We met with lifestyle, wedding, and travel photographer Rachel Leiner at Bluestone Lane in Manhattan to discuss travel, family, and photographing happiness.
At twenty, Rachel Leiner combines the enthusiasm and joyousness of her age with the skill and savvy of someone much older. She started her business in Long Island five years ago as a way to get out of the suburbs. “I really wanted to go on this trip with [youth tour operator] Rustic Pathways,” she says. Her parents, while supportive, insisted that she pay for it herself. “Basically I had gotten the camera the year before, and was like, ‘I think I can try to do photography’ [as a way to make money]. I tend to have that kind of mindset.”
For Leiner, her trip to Southeast Asia was a turning point. By her own description, her hometown is a microcosm of the problem she sees in the country at large. “People in the States just think that if anyone had the opportunity to come to the United States they would. Like everybody wants to live here. When you travel to all these other places […] and see that people are happy where they are, it gives a whole new perspective.” Now, Leiner combines her love for travel with “the umbrella of happiness and optimism” to produce radiant images for her clients.
And word is spreading. Leiner recently returned from a trip to Spain working with influencers. Next summer, she’s covering a wedding in Italy.

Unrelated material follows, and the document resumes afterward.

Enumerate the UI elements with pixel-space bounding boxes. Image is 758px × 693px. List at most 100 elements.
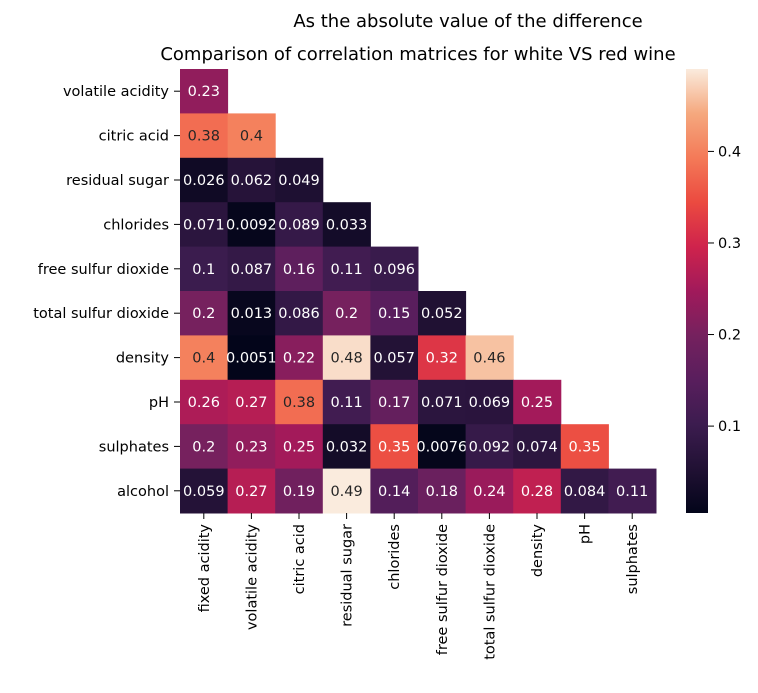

With a warm, gregarious personality, Leiner naturally brings out the best in her clients, especially at wedding and engagement shoots. But it’s not all spontaneity. It’s also knowing how to act, what to say and when. “One of them is always nervous,” she says. “I tell them that their whole job is to look at her [or] look at him and make sure they’re smiling. Don’t look at the camera because I’m pretty irrelevant.” Another trick is to pretend to test the lighting at a distance. When they think she’s otherwise occupied, Leiner asks the couple to hold hands and walk toward her as if they’re “really drunk.”
Raised in a devoted family, Leiner certainly understands how her opportunity and privilege contribute to success as a photographer. “My dad is really supportive, my biggest fan. My mom too,” she says. Her first experience with photography was with her father’s camera on a cruise to Puerto Rico. When they docked in San Juan, her father asked if she wanted to wake up early to take pictures of the streets. She captured a beautiful image of a cat crossing the cobblestone street. “I took that picture and looked down into the viewfinder, and I was like ‘I think I like this, this is fun.’”
A Nikon user, her reliable D610 just died last week. “It made it to a shutter count of about 190,000, and the expected shutter count is 150,000. We made it a long way,” she says. Now onto the D750, she chose the lighter DSLR to accommodate travel. She plans to upgrade again after graduation.
For now, however, there’s still a lot to consider. “I have all the resources, so what is my next step? I’ve thought a lot about it,” she says. She’s young, so there’s plenty of time to figure it out. If she doesn’t go into corporate advertising, Leiner would love to become a full time photographer with a variety of clients. “As long as it’s all under the encompassing idea of travel, adventure, happiness and working with people that I like, then I’m happy.”